–Imran expresses desire for working together for betterment of both countries
–Modi says violence-free environment essential for peace, prosperity in region
ISLAMABAD: Prime Minister Imran Khan on Sunday spoke to Narendra Modi and congratulated the Indian leader on the runaway election victory of his Hindu-nationalist Bharatiya Janata Party (BJP), both countries confirmed on Sunday.
“Prime Minister Imran Khan spoke to Prime Minister Narendra Modi today and congratulated him on his party’s electoral victory in the Lok Sabha elections in India,” Pakistan’s Foreign Office (FO) said in a statement.
“The prime minister expressed his desire for both countries to work together for the betterment of their peoples,” the statement added.
India’s Ministry of External Affairs confirmed that Imran had called Modi on Sunday, adding the two leaders had discussed fighting poverty together.
“He (Modi) stressed that creating trust and an environment free of violence and terrorism were essential for fostering cooperation for peace, progress and prosperity in our region,” the ministry added in a statement.
As results started pouring in on Friday, hinting BJP would form the government, the prime minister congratulated Modi in a tweet.
The tweet was responded by Modi in kind, who thanked Imran for the wishes, saying, “I warmly express my gratitude for your good wishes. I have always given primacy to peace and development in our region.”
In April, Imran Khan was quoted as saying that he saw a better chance of peace talks with India if PM Modi’s BJP won the elections. The cricketer-turned-politician had said if the next government in India were led by the Congress party, it might be “too scared” to seek a settlement with Pakistan over Kashmir, fearing a backlash.
“Perhaps if the BJP – a right-wing party – wins, some kind of settlement in Kashmir could be reached,” Imran Khan was quoted as saying by Reuters.
Modi’s Hindu nationalist Bharatiya Janta Party (BJP) won the polls with a thumping victory, gaining 303 seats in Lok Sabha, at least 50 more than it needed to form the government.
The main opposition party, the Indian National Congress, trailed the BJP with 52 of the 543 seats in parliament.

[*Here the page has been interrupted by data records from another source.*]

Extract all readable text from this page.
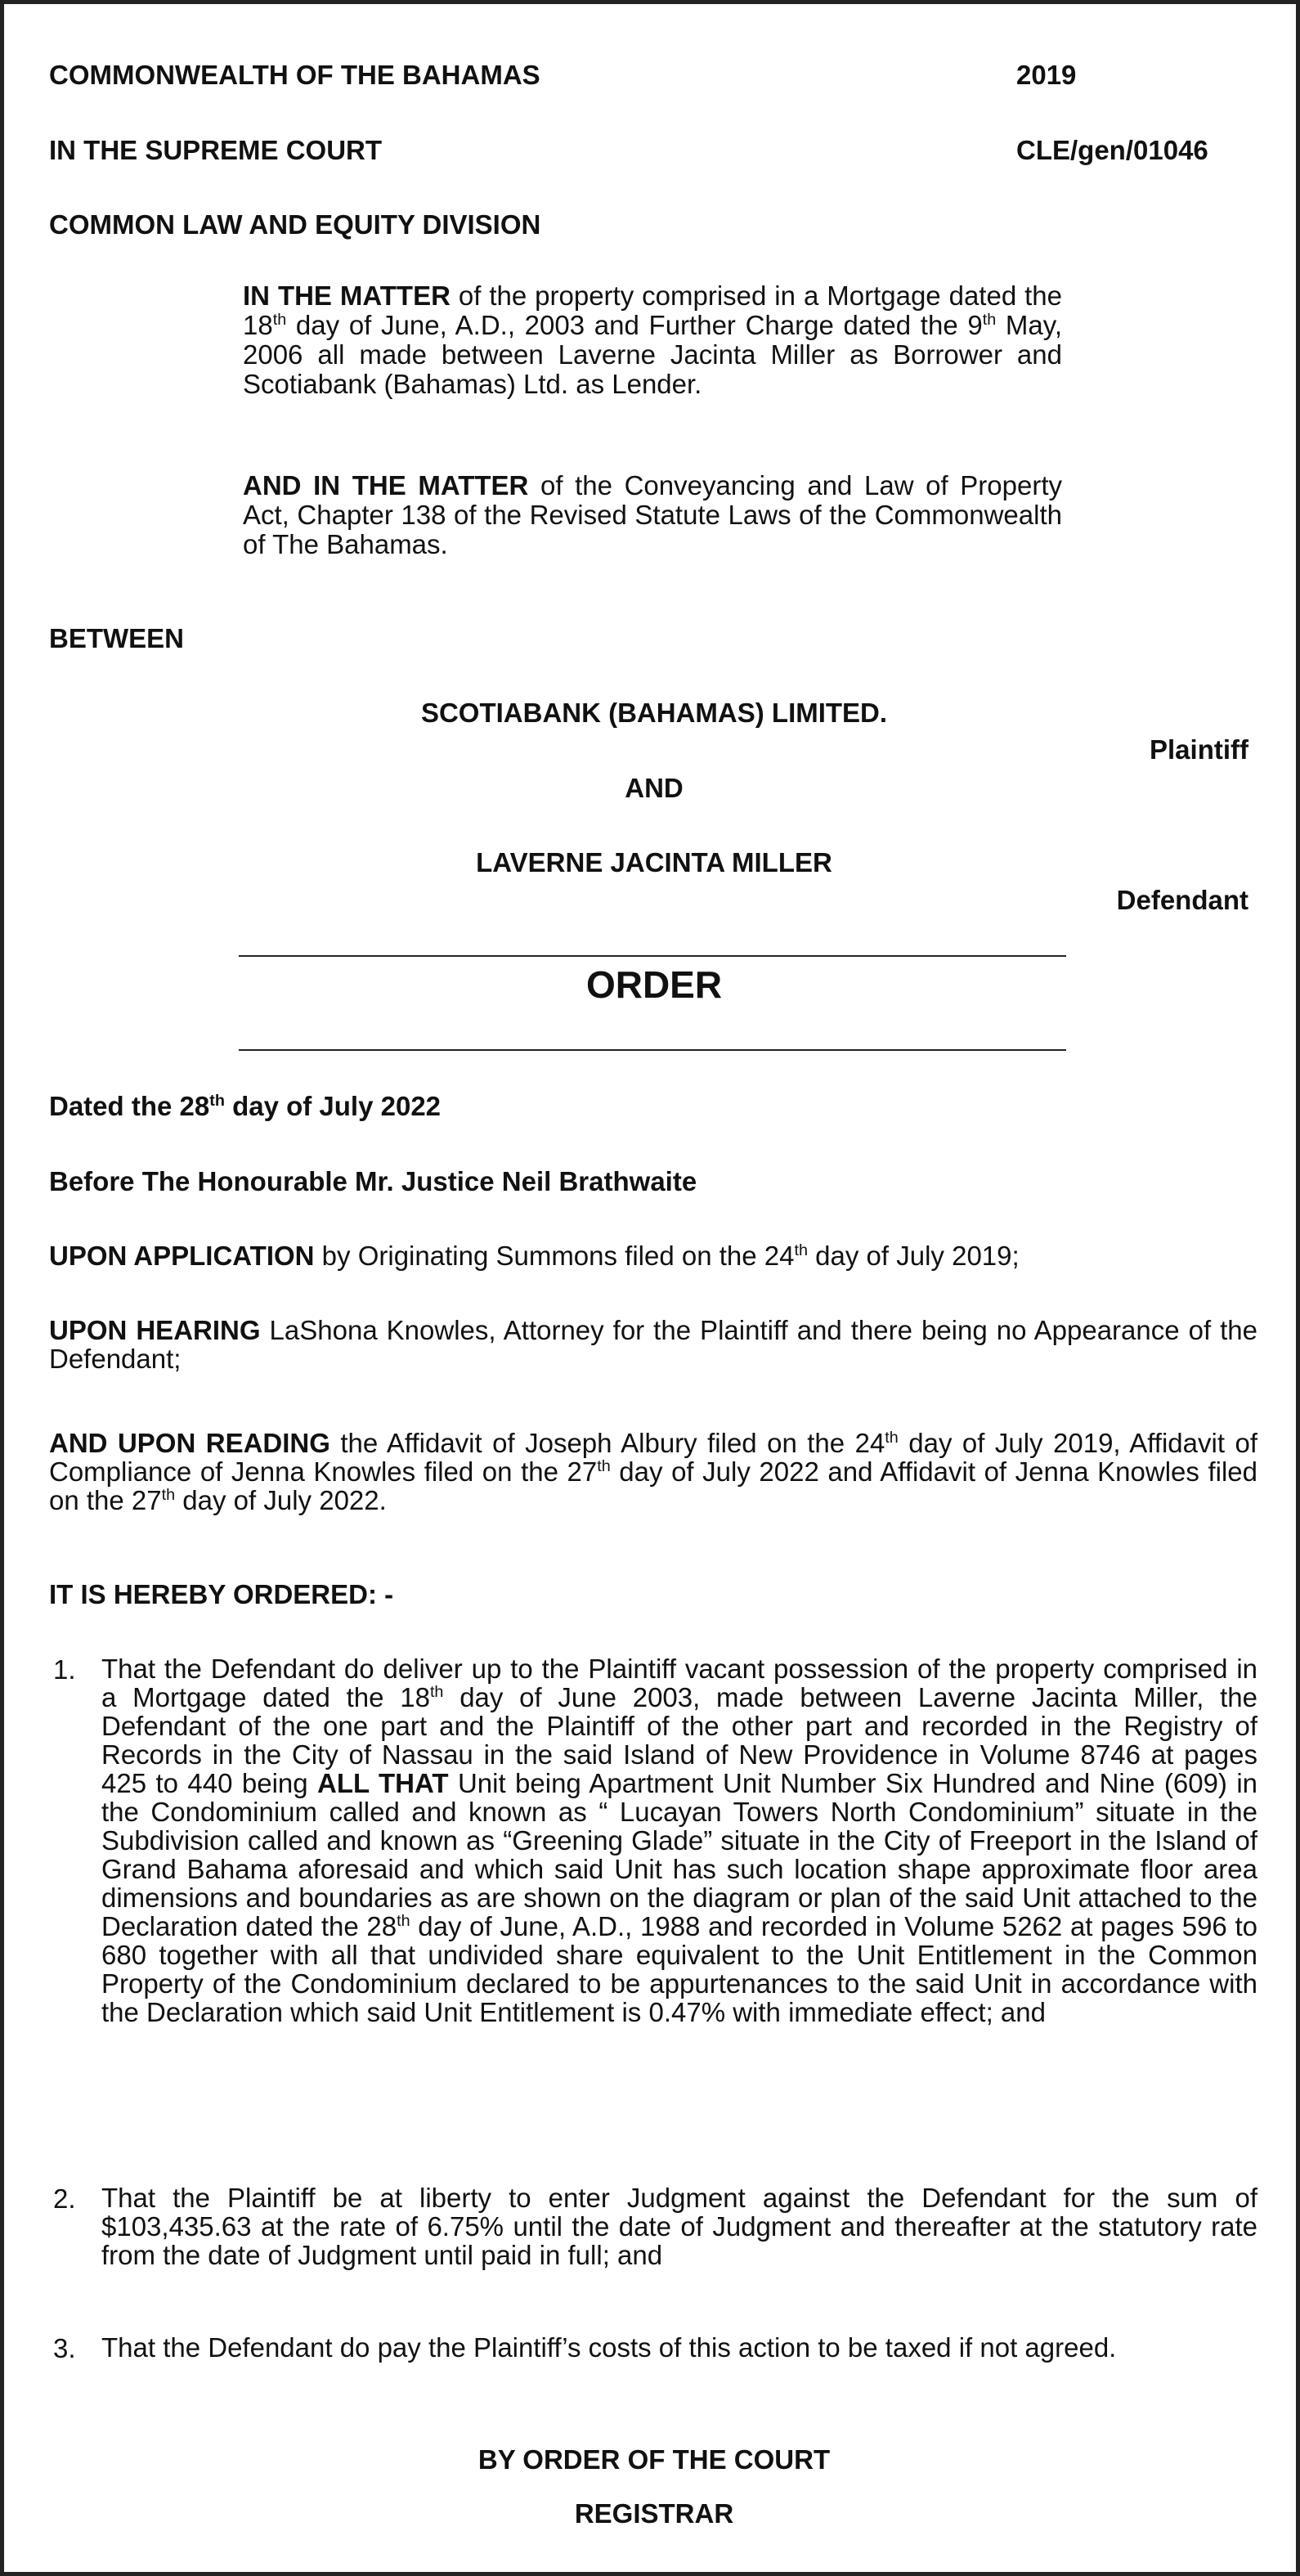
COMMONWEALTH OF THE BAHAMAS	2019
IN THE SUPREME COURT	CLE/gen/01046
COMMON LAW AND EQUITY DIVISION
IN THE MATTER of the property comprised in a Mortgage dated the 18th day of June, A.D., 2003 and Further Charge dated the 9th May, 2006 all made between Laverne Jacinta Miller as Borrower and Scotiabank (Bahamas) Ltd. as Lender.
AND IN THE MATTER of the Conveyancing and Law of Property Act, Chapter 138 of the Revised Statute Laws of the Commonwealth of The Bahamas.
BETWEEN
SCOTIABANK (BAHAMAS) LIMITED.
Plaintiff
AND
LAVERNE JACINTA MILLER
Defendant
ORDER
Dated the 28th day of July 2022
Before The Honourable Mr. Justice Neil Brathwaite
UPON APPLICATION by Originating Summons filed on the 24th day of July 2019;
UPON HEARING LaShona Knowles, Attorney for the Plaintiff and there being no Appearance of the Defendant;
AND UPON READING the Affidavit of Joseph Albury filed on the 24th day of July 2019, Affidavit of Compliance of Jenna Knowles filed on the 27th day of July 2022 and Affidavit of Jenna Knowles filed on the 27th day of July 2022.
IT IS HEREBY ORDERED: -
1. That the Defendant do deliver up to the Plaintiff vacant possession of the property comprised in a Mortgage dated the 18th day of June 2003, made between Laverne Jacinta Miller, the Defendant of the one part and the Plaintiff of the other part and recorded in the Registry of Records in the City of Nassau in the said Island of New Providence in Volume 8746 at pages 425 to 440 being ALL THAT Unit being Apartment Unit Number Six Hundred and Nine (609) in the Condominium called and known as “ Lucayan Towers North Condominium” situate in the Subdivision called and known as “Greening Glade” situate in the City of Freeport in the Island of Grand Bahama aforesaid and which said Unit has such location shape approximate floor area dimensions and boundaries as are shown on the diagram or plan of the said Unit attached to the Declaration dated the 28th day of June, A.D., 1988 and recorded in Volume 5262 at pages 596 to 680 together with all that undivided share equivalent to the Unit Entitlement in the Common Property of the Condominium declared to be appurtenances to the said Unit in accordance with the Declaration which said Unit Entitlement is 0.47% with immediate effect; and
2. That the Plaintiff be at liberty to enter Judgment against the Defendant for the sum of $103,435.63 at the rate of 6.75% until the date of Judgment and thereafter at the statutory rate from the date of Judgment until paid in full; and
3. That the Defendant do pay the Plaintiff’s costs of this action to be taxed if not agreed.
BY ORDER OF THE COURT
REGISTRAR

Modi’s election victory was on the plank of national security, a campaign that gained strength in February when he sent warplanes into Pakistan to hit a suspected militant camp after a bomb attack in occupied Kashmir led to the death of 40 Indian police officers.
India’s move to send warplanes fanned the flames of nationalism and helped the BJP turn voters’ attention away from the flailing economy and onto matters of national security.
The airstrike “gave him the narrative he needed to counter all these allegations of non-performance, unemployment and rural distress. It re-energized him and enabled him to reclaim his image as a strong leader India needs at this juncture”, said political commentator Arti Jerath.
Tensions between Pakistan and India escalated dramatically on February 14 when a young Kashmiri rammed an explosives-laden car into an Indian paramilitary convoy, killing at least 44 soldiers. India was quick to blame Pakistan for the suicide bombing.
PM Imran offered every possible help in the investigation, but India turned down the offer and whipped up war hysteria.
On February 26, the Indian Air Force (IAF) violated Pakistani airspace. The country’s top civil and military leadership declared the violation of airspace by Indian fighter jets “uncalled for aggression” and decided that the country would respond at a “time and place of its choosing”.
On February 27, Pakistan announced it had shot down two Indian fighter jets that attempted to violate its airspace and captured an Indian pilot. The military’s media wing later released a video of the pilot, who introduced himself as Wing Commander Abhinandan bearing service number 27981.
A few hours later, PM Imran took the nation into confidence over the armed forces’ response. As escalating tensions fuelled concerns of all-out war between nuclear-tipped Pakistan, the prime minister warned of catastrophic consequences should “better sense” not prevail.
Pakistan later released the captured pilot as a peace gesture, drawing applause from the international community over its efforts for diffusing tensions.